Светало. С неба стали падать капли дождя — манна небесная для измотанных борьбой с огнем пожарных. Дождь, усиливаясь, хлестал струями по стенам домов, уберегая их от разгула огненной стихии.
Начавшийся с рассветом дождь придал мне сил. Здесь, на пепелище, мне делать было нечего. Поднявшись, я огляделся в поисках тела Луизы. Ее уже унесли, и я с благодарностью подумал о той праведной душе, которая позаботилась об этом. Незачем ей было после смерти взирать на превращавшийся в руины дом, тот самый, ради которого ее выставил на продажу собственный отец. Я медленно побрел в направлении Розенграхт. Амстердам просыпался. Хлопали двери, улицы и набережные заполнялись трудовым людом. Мой вид, закопченная, местами обожженная физиономия, перемазанная копотью рваная одежда говорили сами за себя — люди спрашивали у меня о ночном пожаре.
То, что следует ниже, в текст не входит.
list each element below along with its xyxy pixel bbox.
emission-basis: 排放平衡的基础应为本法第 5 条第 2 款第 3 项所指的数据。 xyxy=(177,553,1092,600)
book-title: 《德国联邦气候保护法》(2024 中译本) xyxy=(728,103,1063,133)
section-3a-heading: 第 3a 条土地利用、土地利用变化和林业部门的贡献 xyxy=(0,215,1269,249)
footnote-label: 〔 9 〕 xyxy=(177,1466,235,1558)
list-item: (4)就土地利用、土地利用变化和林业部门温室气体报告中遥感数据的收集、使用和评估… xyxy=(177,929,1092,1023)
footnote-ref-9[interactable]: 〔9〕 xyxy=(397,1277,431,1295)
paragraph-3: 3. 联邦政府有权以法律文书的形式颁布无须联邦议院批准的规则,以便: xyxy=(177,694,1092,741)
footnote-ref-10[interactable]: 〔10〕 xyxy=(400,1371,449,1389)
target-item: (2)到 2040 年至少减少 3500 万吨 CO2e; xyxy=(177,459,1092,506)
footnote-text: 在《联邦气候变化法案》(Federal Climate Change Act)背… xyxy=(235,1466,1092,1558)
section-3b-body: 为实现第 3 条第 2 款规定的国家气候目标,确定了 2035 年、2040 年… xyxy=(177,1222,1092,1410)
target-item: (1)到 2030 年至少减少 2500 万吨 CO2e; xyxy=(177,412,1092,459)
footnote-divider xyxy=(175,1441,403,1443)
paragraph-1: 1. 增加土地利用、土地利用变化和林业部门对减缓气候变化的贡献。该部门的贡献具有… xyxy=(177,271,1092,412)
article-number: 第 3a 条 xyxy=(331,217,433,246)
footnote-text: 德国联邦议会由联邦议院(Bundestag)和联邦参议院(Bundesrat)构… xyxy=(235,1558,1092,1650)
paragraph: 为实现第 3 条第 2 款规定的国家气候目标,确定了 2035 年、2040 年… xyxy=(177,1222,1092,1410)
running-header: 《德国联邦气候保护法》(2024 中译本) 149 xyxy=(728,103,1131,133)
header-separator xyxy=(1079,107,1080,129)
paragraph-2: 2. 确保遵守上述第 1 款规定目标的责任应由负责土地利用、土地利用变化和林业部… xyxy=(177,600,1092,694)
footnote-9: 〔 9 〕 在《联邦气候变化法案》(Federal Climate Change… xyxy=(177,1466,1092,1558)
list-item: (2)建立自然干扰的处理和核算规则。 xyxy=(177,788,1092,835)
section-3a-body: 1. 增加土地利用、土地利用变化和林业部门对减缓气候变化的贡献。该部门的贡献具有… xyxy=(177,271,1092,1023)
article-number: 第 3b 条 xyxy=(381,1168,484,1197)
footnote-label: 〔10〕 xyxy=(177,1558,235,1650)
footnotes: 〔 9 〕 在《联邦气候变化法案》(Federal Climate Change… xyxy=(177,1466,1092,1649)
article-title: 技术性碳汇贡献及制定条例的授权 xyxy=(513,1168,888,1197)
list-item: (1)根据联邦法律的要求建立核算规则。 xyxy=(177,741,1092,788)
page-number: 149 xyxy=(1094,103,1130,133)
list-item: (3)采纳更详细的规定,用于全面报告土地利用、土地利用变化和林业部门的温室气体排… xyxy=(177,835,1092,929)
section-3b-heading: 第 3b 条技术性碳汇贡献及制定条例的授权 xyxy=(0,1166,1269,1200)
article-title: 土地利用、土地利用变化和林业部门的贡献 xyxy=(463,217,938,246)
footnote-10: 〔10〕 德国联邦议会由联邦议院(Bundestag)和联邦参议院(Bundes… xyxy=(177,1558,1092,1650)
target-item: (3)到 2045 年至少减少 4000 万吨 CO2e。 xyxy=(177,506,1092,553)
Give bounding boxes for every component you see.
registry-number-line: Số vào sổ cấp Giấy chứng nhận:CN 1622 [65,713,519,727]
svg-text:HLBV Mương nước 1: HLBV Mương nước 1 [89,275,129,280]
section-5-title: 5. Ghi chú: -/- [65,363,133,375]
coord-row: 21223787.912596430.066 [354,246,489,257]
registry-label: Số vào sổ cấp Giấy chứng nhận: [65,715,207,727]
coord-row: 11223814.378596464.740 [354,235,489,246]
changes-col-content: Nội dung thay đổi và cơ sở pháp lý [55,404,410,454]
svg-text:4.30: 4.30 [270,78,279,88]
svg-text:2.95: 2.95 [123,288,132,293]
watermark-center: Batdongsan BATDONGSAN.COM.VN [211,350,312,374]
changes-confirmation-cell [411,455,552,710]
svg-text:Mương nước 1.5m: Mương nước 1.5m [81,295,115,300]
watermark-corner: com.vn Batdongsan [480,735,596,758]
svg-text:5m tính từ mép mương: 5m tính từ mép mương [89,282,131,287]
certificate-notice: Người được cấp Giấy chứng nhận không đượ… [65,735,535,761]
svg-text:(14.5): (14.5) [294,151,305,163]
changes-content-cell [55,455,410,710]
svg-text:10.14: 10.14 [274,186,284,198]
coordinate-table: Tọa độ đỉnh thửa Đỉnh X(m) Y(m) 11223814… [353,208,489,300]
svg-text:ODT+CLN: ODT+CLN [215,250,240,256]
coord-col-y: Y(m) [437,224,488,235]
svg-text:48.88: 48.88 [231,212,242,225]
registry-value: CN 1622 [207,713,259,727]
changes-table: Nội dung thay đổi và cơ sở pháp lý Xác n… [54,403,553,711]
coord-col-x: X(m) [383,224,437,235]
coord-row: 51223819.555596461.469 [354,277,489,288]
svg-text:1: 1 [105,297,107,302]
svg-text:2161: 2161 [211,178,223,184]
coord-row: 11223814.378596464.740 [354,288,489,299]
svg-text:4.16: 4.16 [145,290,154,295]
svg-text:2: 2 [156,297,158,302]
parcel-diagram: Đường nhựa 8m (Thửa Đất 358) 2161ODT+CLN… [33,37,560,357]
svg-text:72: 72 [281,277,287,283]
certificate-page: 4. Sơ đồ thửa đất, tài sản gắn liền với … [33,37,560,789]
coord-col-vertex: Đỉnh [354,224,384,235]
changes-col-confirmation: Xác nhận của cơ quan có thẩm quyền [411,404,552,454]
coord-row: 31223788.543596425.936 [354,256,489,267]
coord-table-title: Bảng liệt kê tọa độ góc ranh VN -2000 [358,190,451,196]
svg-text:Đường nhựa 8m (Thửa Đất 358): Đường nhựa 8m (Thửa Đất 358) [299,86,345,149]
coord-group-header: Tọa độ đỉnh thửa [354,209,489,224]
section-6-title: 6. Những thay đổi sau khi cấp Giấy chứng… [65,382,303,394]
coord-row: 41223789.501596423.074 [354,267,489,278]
Я молчал в ответ — слишком уж тяжело было вновь перебирать в памяти детали происшедшего, я физически не мог погружаться в воспоминания о Луизе.
У дверей дома Рембрандта я увидел Ребекку Виллемс. Старческое лицо казалось еще морщинистее, а глазки — еще уже, словно и она провела минувшую ночь на ногах, как и я. Ребекка уставилась на меня, словно на привидение.
— Вы? — только и выдавила она.
— Доброе утро, Ребекка, — негромко приветствовал я старушку, пытаясь изобразить подобие улыбки. — Похоже, и вы не выспались сегодня.
— Какое там? Заботы не дали уснуть ни мне, ни Корнелии.
— Заботы, говорите? Уж не обо мне ли?
— О вас? — Старая женщина испытующе посмотрела на меня. — Да нет, не о вас. О мастере Рембрандте.
— А что с ним? Уж не свалился ли он опять, подвыпивши, в канал?
— Если бы мы только могли знать! — тяжко вздохнула Ребекка. — Корнелия скоро с горя помрет.
Я нетерпеливо спросил:
— Ну, говорите же, что там с Рембрандтом?
— Он куда-то пропал. Примерно спустя час после полуночи он с криком бросился вон из дома. С тех пор мы его не видели.
— Напился старый дурень, только и всего! — вырвалось у меня. Я был взбешен, что меня снова не оказалось дома как раз тогда, когда я больше всего был нужен Корнелии.
— Нет-нет, он был трезв как стеклышко. И все же… какой-то прямо сам не свой. Будто пару кувшинов вина в себя влил. Наверное, это можно объяснить только тем, что…
— Чем? — не дал ей договорить я.
Ребекка покачала головой и потащила меня в дом.
— Давайте уж лучше зайдем в дом, господин Зюйтхоф. Чего на улице стоять? И Корнелия обрадуется, что хотя бы вы сыскались.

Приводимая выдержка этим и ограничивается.